Quand une marque vaut mieux que trois…
...ses ventes ?
L'année du bac, notre professeur de mathématiques (Longwy, Meurthe et Moselle, 1964) avait écrit au tableau "une bonne question vaut mieux que trois mauvaises". Il voulait dire "une bonne réponse", bien entendu : il arrive que la sagesse passe avant le vocabulaire, en Lorraine comme ailleurs. Et la sagesse dit que l'efficacité n'a rien à voir avec la précipitation ou, pire, l'improvisation. Ainsi en est-il aujourd'hui (Europe, 2006) dans l'automobile comme en mathématiques. Par exemple, le multimarquisme n'est pas une panacée. C'est la meilleure opportunité pour les vrais entrepreneurs de la distribution, mais ceux qui ont tenté l'expérience n'ont pas toujours obtenu le succès qu'ils escomptaient, faute d'avoir fait des choix judicieux. Le pragmatisme doit prévaloir, comme toujours. Mais certaines hypothèses, a priori condamnées à l'échec, peuvent être écartées d'emblée par la plupart des distributeurs, précisément au moment où le multimarquisme va décoller. Alors, une bonne marque vaut mieux que trois mauvaises ? Il y a de cela. Merci, monsieur le professeur…
Un boulet à chaque pied pour courir plus vite ?

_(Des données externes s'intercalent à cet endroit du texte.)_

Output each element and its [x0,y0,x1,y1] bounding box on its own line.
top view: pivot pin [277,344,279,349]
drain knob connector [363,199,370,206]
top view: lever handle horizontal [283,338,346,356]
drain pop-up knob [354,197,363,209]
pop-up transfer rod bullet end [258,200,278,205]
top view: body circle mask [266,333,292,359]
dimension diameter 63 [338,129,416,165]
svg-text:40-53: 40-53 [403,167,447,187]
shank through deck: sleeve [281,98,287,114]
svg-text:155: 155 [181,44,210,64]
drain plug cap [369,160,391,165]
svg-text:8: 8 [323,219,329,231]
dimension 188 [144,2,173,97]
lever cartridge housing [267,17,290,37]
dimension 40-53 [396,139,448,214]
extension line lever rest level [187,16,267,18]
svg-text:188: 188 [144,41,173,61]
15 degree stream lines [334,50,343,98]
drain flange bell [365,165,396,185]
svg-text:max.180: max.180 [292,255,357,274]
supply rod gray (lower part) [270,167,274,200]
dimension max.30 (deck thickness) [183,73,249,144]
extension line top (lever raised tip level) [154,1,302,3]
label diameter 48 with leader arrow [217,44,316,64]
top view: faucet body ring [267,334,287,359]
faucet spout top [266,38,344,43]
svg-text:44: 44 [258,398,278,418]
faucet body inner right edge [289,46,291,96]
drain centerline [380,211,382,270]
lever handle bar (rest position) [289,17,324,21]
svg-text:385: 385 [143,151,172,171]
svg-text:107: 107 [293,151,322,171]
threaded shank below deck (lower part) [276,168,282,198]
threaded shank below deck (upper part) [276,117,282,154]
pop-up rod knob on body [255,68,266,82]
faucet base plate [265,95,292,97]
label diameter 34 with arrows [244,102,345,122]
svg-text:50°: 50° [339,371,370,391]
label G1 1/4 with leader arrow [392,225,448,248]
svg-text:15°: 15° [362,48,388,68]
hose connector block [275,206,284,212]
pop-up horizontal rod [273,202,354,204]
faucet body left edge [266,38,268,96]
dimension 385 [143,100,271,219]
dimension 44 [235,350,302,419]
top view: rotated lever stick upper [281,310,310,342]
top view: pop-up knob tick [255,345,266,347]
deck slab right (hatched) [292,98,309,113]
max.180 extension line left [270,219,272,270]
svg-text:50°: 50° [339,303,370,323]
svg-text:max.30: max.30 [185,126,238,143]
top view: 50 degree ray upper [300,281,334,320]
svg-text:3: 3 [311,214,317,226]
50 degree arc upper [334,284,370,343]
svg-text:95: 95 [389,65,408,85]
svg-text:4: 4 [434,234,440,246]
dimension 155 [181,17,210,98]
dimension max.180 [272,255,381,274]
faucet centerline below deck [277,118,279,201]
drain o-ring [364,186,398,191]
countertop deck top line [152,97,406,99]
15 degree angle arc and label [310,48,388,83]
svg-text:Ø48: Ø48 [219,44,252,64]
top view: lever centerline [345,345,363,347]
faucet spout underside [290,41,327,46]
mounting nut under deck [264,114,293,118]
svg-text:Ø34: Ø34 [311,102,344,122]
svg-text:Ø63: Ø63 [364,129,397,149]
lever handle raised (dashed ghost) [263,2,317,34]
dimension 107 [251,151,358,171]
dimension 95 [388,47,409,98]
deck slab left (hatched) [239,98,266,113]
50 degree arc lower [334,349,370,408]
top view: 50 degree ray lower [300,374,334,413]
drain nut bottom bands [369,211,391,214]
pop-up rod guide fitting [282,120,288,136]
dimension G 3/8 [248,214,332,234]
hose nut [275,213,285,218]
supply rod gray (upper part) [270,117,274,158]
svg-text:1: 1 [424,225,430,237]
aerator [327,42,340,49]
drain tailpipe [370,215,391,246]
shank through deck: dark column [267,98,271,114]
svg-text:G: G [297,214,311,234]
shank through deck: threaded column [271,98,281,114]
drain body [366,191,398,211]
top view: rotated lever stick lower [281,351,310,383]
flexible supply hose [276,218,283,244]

Il y a encore, sur le marché, des marques en phase critique indiscutable, mais dont l'avenir est incertain : elles vont vite disparaître ou crevoter longtemps, selon le cas. Il faut évidemment les fuir comme la peste, et s'en libérer si on en est affligé. On aurait du mal à le croire, mais il y a des distributeurs qui collectionnent les marques sans avenir, en imaginant que l'offre de deux ou trois gammes d'objets invendables pour des raisons différentes fera courir les foules. C'est la forme de multimarquisme qui s'est développée le plus tôt, les marques en question n'étant pas très exigeantes, bien entendu. A ce stade, mieux vaut être le concessionnaire monomarque le plus traditionnel qui soit, mais qui représente une marque digne de ce nom. Au lieu de se faire des ennemis en piégeant le client, il aura au moins constitué un parc auquel il pourra s'adresser par la suite, quelle que soit la suite en question. Dans l'échelle des multimarquismes à proscrire, le cas suivant est celui du distributeur monomarque qui travaille avec succès, mais qui souhaite aller vers le multimarquisme à tout prix, parce qu'il a compris que l'avenir est là. S'il ajoute une gamme médiocre à celle qu'il vend déjà, passe encore. Mais s'il choisit une marque repoussoir, il ne fera que devenir moins efficace qu'avant… bref, il faut savoir choisir les marques qu'on veut vendre (et ceci n'est une évidence que pour une minorité d'opérateurs), la première règle étant de vendre des marques directement concurrentes entre elles et suffisamment intéressantes pour le consommateur. Sans oublier qu'il y a des exceptions.
Et le multimarquisme de groupe ?
Vaut-il mieux vendre, par exemple, Ford et Mazda ou Ford et Opel ? Ou encore : Volkswagen et Audi ou Volkswagen et Toyota ? Deux marques appartenant à un même groupe peuvent, à un moment donné, être une solution commerciale satisfaisante pour un concessionnaire. Mais cette formule présente l'inconvénient de lier davantage le distributeur au constructeur, sauf dans le cas de certains groupes de distribution déjà multimarques. En revanche, une solution VW & Toyota, par exemple, offre un vrai choix à la clientèle tout en permettant au distributeur de conquérir plus d'autonomie par rapport aux constructeurs, en particulier lorsque l'un d'entre eux subit un cycle produit négatif. Nous oserions même affirmer que la solution monomarque pourrait être préférable au multimarquisme de groupe, dans la mesure où elle nécessiterait moins d'investissements, laissant une marge de manœuvre au concessionnaire pour des développements successifs : n'oublions pas, par exemple, que le règlement européen autorise un constructeur donné à exiger que ses marques soient exposées dans des locaux séparés. Dans tous les cas de figure, une autre question se pose pour un concessionnaire, avant de passer au multimarquisme : celle de sa capacité à gérer plus d'une marque. Il ne suffit pas d'avoir été concessionnaire pendant une vie, ni même d'avoir vendu plus d'une marque : il faut être prêt à adopter d'autres règles du jeu, à commencer par un autre type de relation avec cette puissance tutélaire qu'est encore le constructeur. Dans un certain sens, c'est un autre métier.